Rapporten tonen aan dat langdurige blootstelling aan een ruimtevlucht omgeving produceert morfologische en functionele oogheelkundige veranderingen in astronauten tijdens en na een International Space Station (ISS) missie. Echter, de onderliggende mechanismen van deze ruimtevlucht geïnduceerde veranderingen zijn momenteel onbekend. Het doel van deze studie was om de impact van de ruimtevlucht omgeving op oculaire structuren te bepalen door de evaluatie van de dikte van de muis netvlies, het netvlies pigment epitheel (RPE), de choroïde en de sclera laag met behulp van micro-CT beeldvorming. Tien weken oude C57BL/6 mannelijke muizen werden ondergebracht aan boord van het ISS voor een 35-daagse missie en vervolgens levend terug naar de aarde voor weefselanalyse. Ter vergelijking, grondcontrole (GC) muizen op aarde werden gehandhaafd in identieke omgevingsomstandigheden en hardware. Oculaire weefselmonsters werden verzameld voor micro-CT-analyse binnen 38(±4) uur na splashdown. De beelden van de dwarsdoorsnede van het netvlies, de RPE, de choroïde en de scleralaag van het vaste oog werden opgenomen in een axiale en sagittale weergave met behulp van een micro-CT-beeldacquisitie-acquisitiemethode. De micro-CT-analyse toonde aan dat de dwarsdoorsnede gebieden van het netvlies, RPE, en choroïde laag dikte werden veranderd in spaceflight monsters in vergelijking met GC, met spaceflight monsters tonen aanzienlijk dunnere dwarsdoorsnedes en lagen in vergelijking met controles. De bevindingen van deze studie geven aan dat micro-CT-evaluatie een gevoelige en betrouwbare methode is om veranderingen in de oculaire structuur te karakteriseren. Deze resultaten zullen naar verwachting het inzicht in de impact van milieustress op de mondiale oculaire structuren verbeteren.

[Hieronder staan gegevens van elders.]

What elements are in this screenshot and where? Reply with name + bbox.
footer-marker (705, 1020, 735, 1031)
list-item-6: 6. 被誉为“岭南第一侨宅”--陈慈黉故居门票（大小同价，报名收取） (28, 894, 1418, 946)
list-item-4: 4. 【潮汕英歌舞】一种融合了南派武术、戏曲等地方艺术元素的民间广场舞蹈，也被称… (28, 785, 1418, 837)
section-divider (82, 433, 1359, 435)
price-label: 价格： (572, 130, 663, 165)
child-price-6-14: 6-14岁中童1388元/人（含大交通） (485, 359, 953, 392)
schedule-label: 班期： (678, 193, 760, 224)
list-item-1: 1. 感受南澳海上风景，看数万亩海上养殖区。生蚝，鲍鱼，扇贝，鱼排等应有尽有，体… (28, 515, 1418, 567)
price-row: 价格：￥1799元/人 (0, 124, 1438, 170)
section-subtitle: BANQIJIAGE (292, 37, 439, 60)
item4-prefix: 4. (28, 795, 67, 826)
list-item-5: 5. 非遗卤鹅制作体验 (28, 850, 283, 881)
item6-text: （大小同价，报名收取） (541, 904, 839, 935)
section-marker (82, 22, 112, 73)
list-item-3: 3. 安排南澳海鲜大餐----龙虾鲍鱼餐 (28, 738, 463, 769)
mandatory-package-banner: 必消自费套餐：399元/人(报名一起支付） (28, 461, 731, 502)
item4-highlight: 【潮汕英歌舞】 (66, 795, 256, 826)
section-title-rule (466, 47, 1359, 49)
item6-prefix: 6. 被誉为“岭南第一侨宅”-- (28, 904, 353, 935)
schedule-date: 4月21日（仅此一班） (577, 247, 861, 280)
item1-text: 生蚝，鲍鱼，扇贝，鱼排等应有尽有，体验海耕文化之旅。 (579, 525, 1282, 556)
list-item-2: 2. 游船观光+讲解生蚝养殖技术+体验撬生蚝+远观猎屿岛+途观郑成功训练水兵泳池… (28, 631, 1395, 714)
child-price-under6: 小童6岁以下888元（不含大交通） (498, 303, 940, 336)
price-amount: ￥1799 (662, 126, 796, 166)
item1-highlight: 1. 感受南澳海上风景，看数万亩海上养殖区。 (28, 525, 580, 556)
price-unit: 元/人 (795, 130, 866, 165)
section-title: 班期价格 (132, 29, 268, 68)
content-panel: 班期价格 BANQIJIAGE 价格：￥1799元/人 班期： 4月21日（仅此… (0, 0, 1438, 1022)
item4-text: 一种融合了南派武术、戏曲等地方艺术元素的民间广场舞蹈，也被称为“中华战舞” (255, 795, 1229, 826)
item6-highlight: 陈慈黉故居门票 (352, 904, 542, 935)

In de microzwaartekracht omgeving van de ruimtevaart, verhoogde intracraniale druk (ICP) veroorzaakt door vloeistof verschuiving kan hebben bijgedragen aan ruimtevlucht-geassocieerde neuro-oculair syndroom (SANS)1,2,3,4,5. Meer dan 40% van de astronauten heeft namelijk SANS ervaren tijdens en na een International Space Station (ISS) missie6, inclusief het ruimtevluchtonderwerp van de NASA Twins Study7. De huidige pathofysiologie van SANS omvat fysiologische veranderingen zoals optische schijf oedeem, globe flattening, choroïdale en retinale plooien, hyperopische refractieve foutverschuivingen, en zenuwvezel laag infarcten (dat wil zeggen, watten vlekken) en zijn goed gedocumenteerd5,8. De onderliggende mechanismen van de veranderingen en factoren die bijdragen aan de ontwikkeling van schade zijn echter onduidelijk. Om een beter begrip van SANS te hebben, zijn er diermodellen beschikbaar om de ruimtevluchtgerelateerde veranderingen in de retinale structuur en functie te karakteriseren.
In een eerder onderzoek naar dezelfde dieren, rapporteerden we de impact van 35 dagen ruimtevlucht op het muisnetvlies. De resultaten verduidelijken dat de ruimtevaart aanzienlijke schade veroorzaakt in het netvlies en retinale vasculatuur, en sommige eiwitten / trajecten geassocieerd met celdood, ontsteking en metabole stress werden aanzienlijk veranderd na spaceflight9.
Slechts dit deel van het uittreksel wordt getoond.